EGU21-16502
https://doi.org/10.5194/egusphere-egu21-16502
EGU General Assembly 2021
© Author(s) 2021. This work is distributed under
the Creative Commons Attribution 4.0 License.

State evolution laws and earthquake nucleation

Robert Viesca
Robert Viesca

In models of faults as elastic continua with a frictional interface, earthquake nucleation is the initiation of a propagating dynamic fault rupture nucleated by a localized slip instability. A mechanism capturing both the weakening process leading to nucleation as well as fault healing between events, is a slip rate- and state-dependent friction, with so-called direct effect and evolution effects [Dieterich, JGR 1979; Ruina, JGR 1983]. While the constitutive representation of the direct effect is theoretically supported [e.g., Nakatani, JGR 2001; Rice et al., JMPS 2001], that of the evolution effect remains empirical and a number of state-evolution laws have been proposed to fit lab rock friction data [Ruina, JGR 1983; Kato and Tullis, GRL 2001; Bar-Sinai et al., GRL 2012; Nagata et al., JGR 2012]. These laws may share a common linearization about steady-state, such that a linear stability analysis of steady, uniform sliding yields a single critical wavelength for unstable growth of perturbations [Rice and Ruina, JAM 1983]. However, the laws’ differences are apparent at later, non-linear stages of instability development.

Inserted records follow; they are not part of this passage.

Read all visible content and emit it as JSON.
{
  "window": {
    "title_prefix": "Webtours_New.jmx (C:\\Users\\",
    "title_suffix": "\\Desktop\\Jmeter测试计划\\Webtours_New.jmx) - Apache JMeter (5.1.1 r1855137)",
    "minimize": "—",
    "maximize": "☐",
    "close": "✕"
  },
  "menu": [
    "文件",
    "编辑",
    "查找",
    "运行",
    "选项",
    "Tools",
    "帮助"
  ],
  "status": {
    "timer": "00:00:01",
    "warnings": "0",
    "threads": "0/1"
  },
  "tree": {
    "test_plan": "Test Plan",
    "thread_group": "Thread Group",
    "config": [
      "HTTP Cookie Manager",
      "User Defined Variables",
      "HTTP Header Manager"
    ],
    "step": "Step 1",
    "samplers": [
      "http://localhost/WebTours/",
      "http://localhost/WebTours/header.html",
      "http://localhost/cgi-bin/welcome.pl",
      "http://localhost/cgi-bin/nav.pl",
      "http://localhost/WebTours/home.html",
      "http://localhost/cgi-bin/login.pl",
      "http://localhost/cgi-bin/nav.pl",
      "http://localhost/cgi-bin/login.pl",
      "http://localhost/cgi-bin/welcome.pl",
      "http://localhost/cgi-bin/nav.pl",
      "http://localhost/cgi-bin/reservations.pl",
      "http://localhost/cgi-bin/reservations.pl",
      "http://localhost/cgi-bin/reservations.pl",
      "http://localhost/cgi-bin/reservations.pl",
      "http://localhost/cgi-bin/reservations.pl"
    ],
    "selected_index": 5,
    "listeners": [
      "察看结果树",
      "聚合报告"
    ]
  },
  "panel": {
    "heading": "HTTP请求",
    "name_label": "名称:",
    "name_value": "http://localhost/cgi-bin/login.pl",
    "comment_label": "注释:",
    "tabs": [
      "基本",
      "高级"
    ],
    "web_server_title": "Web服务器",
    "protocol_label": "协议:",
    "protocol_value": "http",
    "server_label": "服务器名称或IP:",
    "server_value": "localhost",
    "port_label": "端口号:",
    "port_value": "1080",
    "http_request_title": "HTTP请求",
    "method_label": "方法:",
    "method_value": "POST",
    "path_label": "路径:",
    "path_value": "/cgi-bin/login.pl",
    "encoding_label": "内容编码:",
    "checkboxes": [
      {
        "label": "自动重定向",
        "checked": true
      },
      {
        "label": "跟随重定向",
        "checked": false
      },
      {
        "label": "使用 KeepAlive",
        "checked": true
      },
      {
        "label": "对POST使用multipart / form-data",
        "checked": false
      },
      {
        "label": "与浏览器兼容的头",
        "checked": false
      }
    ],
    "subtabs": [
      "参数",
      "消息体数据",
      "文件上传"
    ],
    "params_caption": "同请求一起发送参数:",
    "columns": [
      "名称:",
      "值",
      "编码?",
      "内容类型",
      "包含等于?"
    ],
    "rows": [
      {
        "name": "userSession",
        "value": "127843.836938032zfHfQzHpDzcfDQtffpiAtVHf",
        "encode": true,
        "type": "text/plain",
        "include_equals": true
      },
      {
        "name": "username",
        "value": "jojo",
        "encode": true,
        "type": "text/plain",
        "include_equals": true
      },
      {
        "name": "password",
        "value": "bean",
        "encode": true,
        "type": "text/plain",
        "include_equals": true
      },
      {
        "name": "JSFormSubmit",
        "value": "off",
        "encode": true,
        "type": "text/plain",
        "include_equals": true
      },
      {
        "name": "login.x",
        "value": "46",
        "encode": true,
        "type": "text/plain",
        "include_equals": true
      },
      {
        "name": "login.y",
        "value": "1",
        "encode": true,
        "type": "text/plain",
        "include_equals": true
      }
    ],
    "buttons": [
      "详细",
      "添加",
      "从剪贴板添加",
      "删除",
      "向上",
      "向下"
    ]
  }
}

Previously, we showed that instability development under aging-law state evolution could be understood in terms of dynamical systems [Viesca, PR-E 2016, PRS-A 2016]: the non-linear acceleration of slip occurs as the attraction of a fault’s slip rate to a fixed point, corresponding to slip rate diverging with a fixed spatial distribution and rate of acceleration. Here we show that this framework can also be applied to understand slip instability development under all commonly used evolution laws, including the so-called slip and Nagata laws. To do so, we develop an intermediate state evolution law that transitions between the slip and aging laws with the adjustment of a single parameter. We show that, to within a variable transformation, the intermediate law is equivalent to the Nagata law and that fixed-point blow-up solutions exist for any value of the transition parameter. We assess these fixed-points’ stability via a linear stability analysis and provide an explanation for previously observed behavior in numerical solutions for slip rate and state evolution under various evolution laws [Ampuero and Rubin, JGR 2008; Kame et al., 2013; Bar-Sinai et al., PR-E 2013; Bhattacharya and Rubin, JGR 2014].